When Google took the stage at BETT 2026, the message to educators was clear: AI should help students think and write more effectively, while relieving some of the administrative load that quietly dominates a teacher’s week. The newly announced Gemini and Google Classroom updates are framed precisely in those terms. 

On paper, the offer is attractive. Gemini will be able to work directly with live Classroom data, summarising student progress, drafting assignments and preparing resources that match the actual learners on your rolls rather than an imagined average student. A redesigned Classroom homepage promises to surface key engagement information for leaders, class‑level insights for teachers, and priorities for students. Native audio and video tools will allow richer instructions and feedback without leaving the platform, while learning standards tagging aims to help teachers and systems see at a glance how tasks map to curriculum frameworks, including those used in Australia. 

For a busy teacher, it is tempting to see these features as a long‑overdue co‑teacher who never tires of drafting, redrafting and summarising. That framing, however, deserves careful scrutiny. There is a significant difference between support that frees time for deeper curriculum thinking, and automation that quietly narrows that thinking to what is easiest for a model to generate.

One practical risk is that planning drifts towards the defaults of the platform. If Gemini can produce a ready‑made assignment sequence, complete with suggested prompts and automated feedback, it will be very easy to accept those structures with minimal modification, especially late on a Sunday evening. Over time, that may lead to an invisible standardisation of assessment tasks and classroom discourse, particularly in schools that rely heavily on the same tools.

A second concern is data literacy. Using real Classroom context means that the model is working with student work samples, engagement patterns and possibly sensitive indicators. Teachers will need clear guidance from systems about what data is shared, how it is processed and under what governance arrangements. Professional judgement about when not to feed something into Gemini will matter as much as knowing how to phrase a prompt.

At the same time, these tools can open genuinely valuable possibilities. Thoughtful use of Gemini to generate first‑draft scaffolds, alternative explanations or reading‑level adjustments can make it easier to differentiate without extending planning into the late evening. The ability to tag tasks against standards and then view patterns over time may support more strategic discussions in faculties about where gaps and overlaps sit in a programme of learning.

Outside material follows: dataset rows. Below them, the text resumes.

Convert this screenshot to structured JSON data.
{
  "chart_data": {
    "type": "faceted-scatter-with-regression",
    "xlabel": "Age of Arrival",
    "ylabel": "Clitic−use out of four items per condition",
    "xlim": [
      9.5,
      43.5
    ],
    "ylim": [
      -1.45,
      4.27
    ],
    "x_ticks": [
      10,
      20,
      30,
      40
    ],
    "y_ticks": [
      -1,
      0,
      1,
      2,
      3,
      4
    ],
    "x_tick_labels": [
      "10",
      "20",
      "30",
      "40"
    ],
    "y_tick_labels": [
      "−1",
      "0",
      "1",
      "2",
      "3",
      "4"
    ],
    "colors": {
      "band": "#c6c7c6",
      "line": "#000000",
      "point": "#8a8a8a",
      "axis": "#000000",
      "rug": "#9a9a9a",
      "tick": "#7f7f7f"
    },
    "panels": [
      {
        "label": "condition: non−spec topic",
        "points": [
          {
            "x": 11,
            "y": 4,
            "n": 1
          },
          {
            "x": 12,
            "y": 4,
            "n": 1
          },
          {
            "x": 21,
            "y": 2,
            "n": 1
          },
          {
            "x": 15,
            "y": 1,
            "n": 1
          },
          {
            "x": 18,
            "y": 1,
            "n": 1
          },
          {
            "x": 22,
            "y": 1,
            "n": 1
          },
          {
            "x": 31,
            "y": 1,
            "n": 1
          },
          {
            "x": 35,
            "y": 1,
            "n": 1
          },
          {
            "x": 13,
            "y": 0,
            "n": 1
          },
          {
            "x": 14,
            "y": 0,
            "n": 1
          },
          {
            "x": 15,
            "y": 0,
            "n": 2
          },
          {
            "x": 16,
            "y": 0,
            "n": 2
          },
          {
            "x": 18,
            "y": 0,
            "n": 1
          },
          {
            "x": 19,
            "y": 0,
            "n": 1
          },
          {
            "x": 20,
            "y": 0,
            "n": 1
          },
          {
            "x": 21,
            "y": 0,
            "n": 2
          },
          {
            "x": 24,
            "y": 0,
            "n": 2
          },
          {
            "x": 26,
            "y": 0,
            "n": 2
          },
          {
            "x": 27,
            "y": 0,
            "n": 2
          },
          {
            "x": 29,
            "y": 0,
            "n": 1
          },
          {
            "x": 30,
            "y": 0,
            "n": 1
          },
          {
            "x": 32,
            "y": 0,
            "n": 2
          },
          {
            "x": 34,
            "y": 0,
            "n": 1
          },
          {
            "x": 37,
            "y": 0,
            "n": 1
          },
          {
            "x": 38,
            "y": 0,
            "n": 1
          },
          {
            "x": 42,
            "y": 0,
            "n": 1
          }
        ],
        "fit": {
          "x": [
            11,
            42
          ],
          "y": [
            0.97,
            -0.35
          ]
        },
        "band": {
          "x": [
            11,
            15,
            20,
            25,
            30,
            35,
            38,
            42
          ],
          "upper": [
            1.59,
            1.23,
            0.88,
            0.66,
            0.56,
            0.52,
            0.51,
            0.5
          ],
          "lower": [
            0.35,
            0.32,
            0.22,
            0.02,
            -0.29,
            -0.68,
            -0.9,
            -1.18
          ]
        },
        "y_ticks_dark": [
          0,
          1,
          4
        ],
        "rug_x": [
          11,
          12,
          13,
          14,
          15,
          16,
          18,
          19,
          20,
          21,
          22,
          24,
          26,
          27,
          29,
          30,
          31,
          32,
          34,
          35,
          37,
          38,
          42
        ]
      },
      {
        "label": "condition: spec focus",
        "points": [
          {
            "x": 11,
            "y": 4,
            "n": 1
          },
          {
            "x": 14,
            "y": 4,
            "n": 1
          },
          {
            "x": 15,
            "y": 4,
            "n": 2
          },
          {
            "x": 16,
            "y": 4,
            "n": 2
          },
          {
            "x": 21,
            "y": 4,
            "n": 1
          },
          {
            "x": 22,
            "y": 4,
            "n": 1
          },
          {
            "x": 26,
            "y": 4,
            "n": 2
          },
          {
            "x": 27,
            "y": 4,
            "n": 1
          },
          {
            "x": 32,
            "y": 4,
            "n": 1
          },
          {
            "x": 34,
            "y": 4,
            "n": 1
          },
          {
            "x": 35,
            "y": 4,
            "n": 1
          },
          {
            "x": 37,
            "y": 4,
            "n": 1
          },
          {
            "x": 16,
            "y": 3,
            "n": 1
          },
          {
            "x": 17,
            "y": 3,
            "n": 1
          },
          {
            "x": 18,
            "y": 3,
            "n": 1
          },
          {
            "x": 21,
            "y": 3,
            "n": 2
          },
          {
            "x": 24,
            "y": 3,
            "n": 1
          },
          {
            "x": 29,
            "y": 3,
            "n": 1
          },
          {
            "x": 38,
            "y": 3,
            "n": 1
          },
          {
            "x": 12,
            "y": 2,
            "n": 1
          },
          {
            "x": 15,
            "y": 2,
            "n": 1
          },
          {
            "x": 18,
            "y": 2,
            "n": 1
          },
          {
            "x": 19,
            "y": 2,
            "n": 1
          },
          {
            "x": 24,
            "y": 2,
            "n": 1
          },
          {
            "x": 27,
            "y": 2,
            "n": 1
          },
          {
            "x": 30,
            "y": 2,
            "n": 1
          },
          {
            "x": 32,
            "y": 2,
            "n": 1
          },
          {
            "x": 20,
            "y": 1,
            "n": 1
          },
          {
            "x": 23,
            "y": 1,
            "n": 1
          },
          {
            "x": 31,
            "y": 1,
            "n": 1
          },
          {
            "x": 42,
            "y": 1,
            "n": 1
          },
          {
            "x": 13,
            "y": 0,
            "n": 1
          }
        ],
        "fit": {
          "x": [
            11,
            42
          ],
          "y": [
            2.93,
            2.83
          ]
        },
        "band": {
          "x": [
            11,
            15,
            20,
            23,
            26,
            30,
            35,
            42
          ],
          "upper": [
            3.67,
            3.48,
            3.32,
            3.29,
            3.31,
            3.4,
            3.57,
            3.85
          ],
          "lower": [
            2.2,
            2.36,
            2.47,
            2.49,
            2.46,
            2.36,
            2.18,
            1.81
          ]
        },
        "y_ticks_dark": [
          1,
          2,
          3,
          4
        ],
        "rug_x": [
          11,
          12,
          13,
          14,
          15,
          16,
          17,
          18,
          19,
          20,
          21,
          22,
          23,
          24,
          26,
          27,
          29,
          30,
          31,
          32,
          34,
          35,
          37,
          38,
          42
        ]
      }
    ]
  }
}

The key, as with most AI developments, lies in agency. If teachers treat Gemini as a junior planning assistant whose work must always be reviewed, adapted and occasionally rejected, there is real potential to reclaim time and focus attention on the aspects of teaching that only humans can do. If, instead, the system quietly becomes the default author of tasks and feedback, the profession may find itself working inside someone else’s conception of what “good enough” looks like.

The question for each school, therefore, is not only whether to turn these features on, but also how to frame them in staffrooms and classrooms: as tools to extend human judgment, or as shortcuts that risk replacing it.